El
partido de fútbol iba a ser televisado por cable como a las cinco y media de la
tarde. Fue por eso que tomé mis precauciones respectivas para poder estar dos
horas antes caminando por las calles de Pueblo Libre dirigiéndome ansioso a la
bodega de “Orejas”, donde habíamos acordado ver el encuentro bajo el relajo de
la cerveza helada, pues aún no terminaba el verano y Alianza Lima se jugaba la
clasificación a la segunda ronda de la copa.
Por
ese entonces, salirme del trabajo no era tan difícil. Nomás tenía que caminar
con disimulo hasta la puerta y decirle al portero una que otra mentira. Al fin
y al cabo, a la seguridad le importaba poco que los profesores se escapen de la
universidad: “nosotros estamos para controlar a los alumnos”, decían los
guachis de manera repetida, cosa que a mí me favorecía.
Generalmente,
los días de fútbol eran días en que la facultad parecía un camposanto. El
arraigo que había por ir al estadio era tan extremo que, si había encuentro por
la noche, el decano ordenaba cerrar la facultad temprano. Entonces todos los
estudiantes –y algunos profesores también lo hacíamos- salían disparados de
todos los salones con sus camisetas puestas y empezando las arengas para el
equipo que sea. Al menos en nuestra universidad, la fiebre del fútbol se
respetaba.
Cuando
llegué a la bodega aún faltaba más de hora y media para empezar el choque, el
rival venía de ganarle a Boca Juniors por goleada, lo cual hacía presentir que
el partido iba estar algo duro. “Orejas” no estaba, le había dejado encargado
al empleado la bodega atenderme hasta que llegara. La bodega era una herencia
familiar y era conocida en todo Lima porque mantenía la imagen de las bodegas
antiguas de la ciudad: además de vender todo tipo de enceres para la cocina,
mantenían unas cuantas mesas para comer piqueos y butifarras, las cuales se
llenaban no solo los domingos por gente de tercera edad, sino también cuando
habían partidos importantes y la gente no lo pensaba dos veces a la hora de
juntarse a ver el deporte rey tomando cerveza.
Así
esperé en la bodega el partido, tomando un par de botellas heladas y viendo
cómo se iba llenando el local por gente “grone”.
Minutos
antes de que empiece la transmisión en directo, la bodega de “Orejas” estaba
abarrotada de gente. Algunos que no tenían intenciones de comprar nada, se
fueron acomodando en la puerta tratando de no estorbar el flujo de clientes.
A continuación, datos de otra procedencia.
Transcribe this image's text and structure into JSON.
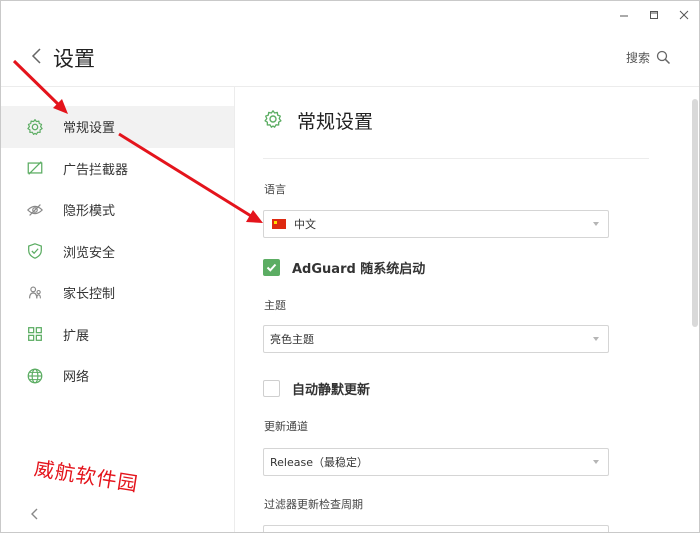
{
  "header": {
    "title": "设置",
    "search_label": "搜索"
  },
  "sidebar": {
    "items": [
      {
        "label": "常规设置",
        "icon": "gear-icon"
      },
      {
        "label": "广告拦截器",
        "icon": "ad-blocker-icon"
      },
      {
        "label": "隐形模式",
        "icon": "eye-off-icon"
      },
      {
        "label": "浏览安全",
        "icon": "shield-check-icon"
      },
      {
        "label": "家长控制",
        "icon": "parental-control-icon"
      },
      {
        "label": "扩展",
        "icon": "extensions-icon"
      },
      {
        "label": "网络",
        "icon": "globe-icon"
      }
    ]
  },
  "main": {
    "section_title": "常规设置",
    "language_label": "语言",
    "language_value": "中文",
    "autostart_label": "AdGuard 随系统启动",
    "autostart_checked": true,
    "theme_label": "主题",
    "theme_value": "亮色主题",
    "silent_update_label": "自动静默更新",
    "silent_update_checked": false,
    "channel_label": "更新通道",
    "channel_value": "Release（最稳定）",
    "filter_update_label": "过滤器更新检查周期"
  },
  "watermark": "威航软件园",
  "colors": {
    "accent": "#5cad63",
    "arrow": "#e4141c",
    "active_bg": "#f2f2f2"
  }
}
Había una que otra arenga aprovechando que el dueño del local –quien imponía el
orden cada vez que había partido- aún seguía fuera, cosa que me pareció
extraño, pues había sido él quien me había incitado a escaparme del trabajo
para ver el partido en la bodega.
Salió
al barrio chino a hacer unas diligencias, fue lo que me dijo su empleado. Pero
no se preocupe, don Juan, que ya vendrá: ¡mi jefe es el “grone” número uno de
Lima!
En
efecto, la bodega estaba decorada con miles de imágenes donde predominada el
blanco y el azul. Había una buena cantidad de fotografías ampliadas de
veteranos futbolistas vistiendo la camiseta de Alianza: “Perico” León,
Cubillas, Sotil, algunos ya menos extraordinarios como Waldir y Jayo Legario.